I just finished reading Don’t Make Me Think: A Common Sense Guide to Web Usability, a guide to web usability by Steve Krug. There were a lot of really good things in here, and a lot of really old things that sometimes made me laugh. Let’s get to it.

Good Writing

I’ve read a handful of technical and techy books in the past few years, and many times I gave up halfway through because I was bored, or the language was too obtuse, or I didn’t understand a lot of what the author was saying. Krug does a nice job of using layman’s terms where he could easily tread into technical language. More than that, though, the book is nice and short, well-organized, and there’s rarely a page filled just with text, all of which makes the book speed by. (After twenty minutes of reading, I was surprised to find I was on page 57. I finished the book later that day.)

Also, Krug uses the first person often, which I like in a technical book. As a reader, I felt he was explaining things to me like he might to a friend or to a colleague at work, which, again, made it an easy read.

Legitimate Points

Krug makes some really good points about web usability, most of which are common sense, but you don’t necessarily think about these things when designing sites. For example, I found what he had to say about home pages, especially in regards to the navigation, really helpful.

I also liked the fact that he gave breadcrumbs their own chapter. I am a huge fan of the use of breadcrumbs: they really do make life a lot easier and decrease backspace button usage.

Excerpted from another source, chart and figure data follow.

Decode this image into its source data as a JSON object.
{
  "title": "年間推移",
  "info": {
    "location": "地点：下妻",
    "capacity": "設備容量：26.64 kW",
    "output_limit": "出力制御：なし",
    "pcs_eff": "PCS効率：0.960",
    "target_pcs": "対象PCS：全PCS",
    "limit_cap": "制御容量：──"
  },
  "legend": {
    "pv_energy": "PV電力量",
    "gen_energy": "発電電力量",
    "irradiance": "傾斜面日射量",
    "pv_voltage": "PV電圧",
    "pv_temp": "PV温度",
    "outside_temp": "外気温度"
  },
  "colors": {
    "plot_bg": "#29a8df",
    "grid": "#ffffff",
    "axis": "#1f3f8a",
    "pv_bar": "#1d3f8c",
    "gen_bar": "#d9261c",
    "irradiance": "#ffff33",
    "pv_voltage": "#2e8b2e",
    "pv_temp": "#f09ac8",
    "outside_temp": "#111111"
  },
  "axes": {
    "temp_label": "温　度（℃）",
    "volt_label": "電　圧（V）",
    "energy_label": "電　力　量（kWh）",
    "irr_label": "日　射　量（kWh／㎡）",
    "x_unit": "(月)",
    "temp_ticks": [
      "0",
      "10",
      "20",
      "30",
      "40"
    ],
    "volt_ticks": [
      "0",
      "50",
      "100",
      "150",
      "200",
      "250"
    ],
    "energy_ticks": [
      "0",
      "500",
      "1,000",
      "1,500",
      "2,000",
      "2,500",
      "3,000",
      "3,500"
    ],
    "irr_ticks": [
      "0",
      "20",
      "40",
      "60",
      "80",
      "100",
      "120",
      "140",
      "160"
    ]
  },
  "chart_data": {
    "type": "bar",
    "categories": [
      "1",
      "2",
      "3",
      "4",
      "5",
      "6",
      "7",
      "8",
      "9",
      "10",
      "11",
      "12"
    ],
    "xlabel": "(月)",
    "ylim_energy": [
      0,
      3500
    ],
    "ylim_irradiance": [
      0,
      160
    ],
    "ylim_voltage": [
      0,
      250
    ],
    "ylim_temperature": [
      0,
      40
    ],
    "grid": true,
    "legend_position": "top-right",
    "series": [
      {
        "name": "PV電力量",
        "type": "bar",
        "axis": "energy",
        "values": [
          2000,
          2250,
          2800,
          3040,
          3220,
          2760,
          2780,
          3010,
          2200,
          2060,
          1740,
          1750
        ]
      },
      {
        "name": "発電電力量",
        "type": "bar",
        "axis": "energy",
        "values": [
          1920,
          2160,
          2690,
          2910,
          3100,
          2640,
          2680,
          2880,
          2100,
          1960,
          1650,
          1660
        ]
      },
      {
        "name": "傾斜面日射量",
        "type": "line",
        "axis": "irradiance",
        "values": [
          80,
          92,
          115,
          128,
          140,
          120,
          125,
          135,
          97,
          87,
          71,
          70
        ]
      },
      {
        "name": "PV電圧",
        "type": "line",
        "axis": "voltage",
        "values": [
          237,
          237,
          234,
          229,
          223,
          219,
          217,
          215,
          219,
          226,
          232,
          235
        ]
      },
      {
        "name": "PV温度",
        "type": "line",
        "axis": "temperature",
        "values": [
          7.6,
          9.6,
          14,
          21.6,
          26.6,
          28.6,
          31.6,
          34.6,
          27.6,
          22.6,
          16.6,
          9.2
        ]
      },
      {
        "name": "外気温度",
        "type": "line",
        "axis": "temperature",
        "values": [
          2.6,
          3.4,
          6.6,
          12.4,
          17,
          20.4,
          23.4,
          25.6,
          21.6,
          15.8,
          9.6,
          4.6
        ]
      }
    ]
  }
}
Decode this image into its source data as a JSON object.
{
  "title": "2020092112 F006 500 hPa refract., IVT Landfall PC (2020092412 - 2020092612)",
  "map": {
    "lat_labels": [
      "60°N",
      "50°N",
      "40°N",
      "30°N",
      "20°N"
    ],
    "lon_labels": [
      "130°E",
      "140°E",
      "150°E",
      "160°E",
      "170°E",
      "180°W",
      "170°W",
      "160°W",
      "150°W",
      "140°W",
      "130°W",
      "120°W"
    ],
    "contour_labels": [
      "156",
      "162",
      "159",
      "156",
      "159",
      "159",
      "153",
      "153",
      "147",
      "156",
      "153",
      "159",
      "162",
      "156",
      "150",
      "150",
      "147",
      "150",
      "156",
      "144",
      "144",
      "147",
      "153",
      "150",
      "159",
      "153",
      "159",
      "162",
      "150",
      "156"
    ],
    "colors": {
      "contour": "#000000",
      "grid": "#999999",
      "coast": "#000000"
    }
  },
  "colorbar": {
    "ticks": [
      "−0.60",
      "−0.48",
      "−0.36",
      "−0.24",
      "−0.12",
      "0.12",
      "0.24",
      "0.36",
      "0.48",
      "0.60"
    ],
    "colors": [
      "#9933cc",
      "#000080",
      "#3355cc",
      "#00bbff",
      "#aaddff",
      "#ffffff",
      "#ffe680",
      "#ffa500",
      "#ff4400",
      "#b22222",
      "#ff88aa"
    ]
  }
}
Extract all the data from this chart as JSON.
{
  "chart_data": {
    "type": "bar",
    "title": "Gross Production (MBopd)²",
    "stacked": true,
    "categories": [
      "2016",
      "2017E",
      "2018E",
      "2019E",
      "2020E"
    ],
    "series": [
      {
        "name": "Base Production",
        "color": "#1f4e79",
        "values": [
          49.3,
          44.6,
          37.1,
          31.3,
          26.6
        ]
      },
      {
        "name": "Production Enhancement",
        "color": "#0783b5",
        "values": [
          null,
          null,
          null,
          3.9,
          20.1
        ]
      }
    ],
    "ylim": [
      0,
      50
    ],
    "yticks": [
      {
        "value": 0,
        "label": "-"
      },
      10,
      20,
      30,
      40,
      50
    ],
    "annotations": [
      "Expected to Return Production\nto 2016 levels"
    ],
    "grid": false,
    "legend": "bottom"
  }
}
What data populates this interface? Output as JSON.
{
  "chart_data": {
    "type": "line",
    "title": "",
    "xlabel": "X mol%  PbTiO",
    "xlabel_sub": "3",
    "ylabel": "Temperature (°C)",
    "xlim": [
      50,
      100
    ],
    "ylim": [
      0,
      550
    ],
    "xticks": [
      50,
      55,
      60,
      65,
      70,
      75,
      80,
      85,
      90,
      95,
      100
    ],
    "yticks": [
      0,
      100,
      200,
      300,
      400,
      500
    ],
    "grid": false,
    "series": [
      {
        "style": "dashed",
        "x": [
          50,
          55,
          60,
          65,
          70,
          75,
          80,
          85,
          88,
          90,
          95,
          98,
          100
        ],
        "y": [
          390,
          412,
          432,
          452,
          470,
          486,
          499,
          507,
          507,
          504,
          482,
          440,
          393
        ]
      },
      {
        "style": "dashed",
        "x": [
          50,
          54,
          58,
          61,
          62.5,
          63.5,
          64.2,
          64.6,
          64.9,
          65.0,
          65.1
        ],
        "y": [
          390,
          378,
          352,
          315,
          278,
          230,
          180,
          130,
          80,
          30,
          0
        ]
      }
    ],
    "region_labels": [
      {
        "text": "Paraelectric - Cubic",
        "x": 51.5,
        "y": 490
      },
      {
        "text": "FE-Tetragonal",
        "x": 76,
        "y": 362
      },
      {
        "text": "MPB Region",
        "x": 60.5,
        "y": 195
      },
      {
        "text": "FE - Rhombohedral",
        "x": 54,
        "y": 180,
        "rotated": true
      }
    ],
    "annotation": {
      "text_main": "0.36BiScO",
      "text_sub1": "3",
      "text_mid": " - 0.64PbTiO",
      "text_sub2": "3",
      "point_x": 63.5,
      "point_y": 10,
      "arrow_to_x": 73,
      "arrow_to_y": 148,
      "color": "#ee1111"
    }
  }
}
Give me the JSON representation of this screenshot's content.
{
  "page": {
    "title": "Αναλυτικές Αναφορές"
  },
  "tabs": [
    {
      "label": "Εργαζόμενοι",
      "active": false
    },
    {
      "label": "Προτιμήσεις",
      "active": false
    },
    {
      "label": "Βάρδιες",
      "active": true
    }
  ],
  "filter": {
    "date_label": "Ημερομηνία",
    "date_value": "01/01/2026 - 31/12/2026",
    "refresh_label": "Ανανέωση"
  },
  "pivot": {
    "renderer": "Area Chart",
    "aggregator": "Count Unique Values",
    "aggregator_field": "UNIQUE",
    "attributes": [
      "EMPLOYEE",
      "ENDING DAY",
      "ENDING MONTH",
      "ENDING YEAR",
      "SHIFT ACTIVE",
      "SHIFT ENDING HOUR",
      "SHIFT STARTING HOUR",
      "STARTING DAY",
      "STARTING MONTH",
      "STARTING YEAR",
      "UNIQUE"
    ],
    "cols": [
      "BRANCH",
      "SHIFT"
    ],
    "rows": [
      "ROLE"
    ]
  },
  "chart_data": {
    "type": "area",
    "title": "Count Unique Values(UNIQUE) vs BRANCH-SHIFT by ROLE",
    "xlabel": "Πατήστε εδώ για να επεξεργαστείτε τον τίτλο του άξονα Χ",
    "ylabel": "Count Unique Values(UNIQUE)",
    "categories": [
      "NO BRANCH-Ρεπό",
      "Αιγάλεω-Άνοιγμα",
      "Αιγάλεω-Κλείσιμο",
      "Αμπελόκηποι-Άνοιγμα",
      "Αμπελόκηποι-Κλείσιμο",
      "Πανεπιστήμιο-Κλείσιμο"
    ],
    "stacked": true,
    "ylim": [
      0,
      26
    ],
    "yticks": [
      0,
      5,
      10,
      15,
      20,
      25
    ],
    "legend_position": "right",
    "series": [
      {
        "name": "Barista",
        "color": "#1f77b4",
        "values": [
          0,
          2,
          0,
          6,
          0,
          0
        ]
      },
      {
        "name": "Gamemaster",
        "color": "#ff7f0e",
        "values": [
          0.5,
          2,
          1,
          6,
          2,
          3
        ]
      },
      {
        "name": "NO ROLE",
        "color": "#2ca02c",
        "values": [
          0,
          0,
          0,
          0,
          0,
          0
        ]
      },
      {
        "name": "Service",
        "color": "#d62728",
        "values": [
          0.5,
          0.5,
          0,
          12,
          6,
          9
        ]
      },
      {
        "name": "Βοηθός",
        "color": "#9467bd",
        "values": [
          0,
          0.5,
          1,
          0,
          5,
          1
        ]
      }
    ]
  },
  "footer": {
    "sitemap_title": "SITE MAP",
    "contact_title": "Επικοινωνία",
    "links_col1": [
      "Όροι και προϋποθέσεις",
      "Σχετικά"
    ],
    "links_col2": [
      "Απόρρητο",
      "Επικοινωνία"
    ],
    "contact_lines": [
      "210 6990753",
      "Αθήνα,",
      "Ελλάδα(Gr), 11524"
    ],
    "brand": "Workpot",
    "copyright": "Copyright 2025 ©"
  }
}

And finally, Krug’s advice to make things as obvious as possible really struck a chord with me. Make fonts bigger, make buttons more clearly buttons, make page titles BIG! Thanks, Krug.

The Bad Stuff

I know this isn’t Krug’s fault, and a lot of what he’s got to say is still valid, but this book was published in 2006. It’s almost 2013. So many things in this book are out-of-date that it was a waste of time to read them. Take, for example, his suggestion to start using Cascading Style Sheets, more often known as CSS. That piece of advice might have been useful in 2006, I guess, but it’s an absolute must nowadays.

Also, I thought a lot of the examples he gave of good websites were actually not that good. Many of them were poorly designed and struck me as far too busy, visually speaking. As far as usability, it’s hard to determine how well or poorly the pages worked without actually being able to use them myself–and many of the sites he used don’t exist, either in that form or at all, any more. Again, I realize this is due to the fact the book hit shelves almost seven years ago, so I don’t know how valid my criticism is.

What I think

What makes a good website? Well, like Krug says, ease of use, for sure, and great design. Often, I think site designers over-complicate their sites–usually, there’s a lot of stuff that doesn’t necessarily need to be there. Here’s an example of a site that is very simple.

Art Basel’s site

Art Basel’s home page is very simple and easy to understand. Better yet, it uses color coding for the link hovers to differentiate the different sites. You know through design that the event takes place in three different locations around the world, but that it is the same event.

The Miami Beach page, again, uses color to mark it as a different event location than the others. Tabs run across the top, showing you the links to the other event locations. A simple navigation runs down the left-hand side. Easy peasy.

The Basel page, under “Visitor Information,” clearly shows you where you are in the site. And look! Breadcrumbs across the top! All the links use the hover attribute, which is extremely useful, and the link of the page you’re on changes color when you’re on it. You’re never lost. The site is simple, easy to use, and the differences in colors and link colors keeps you aware of where you are.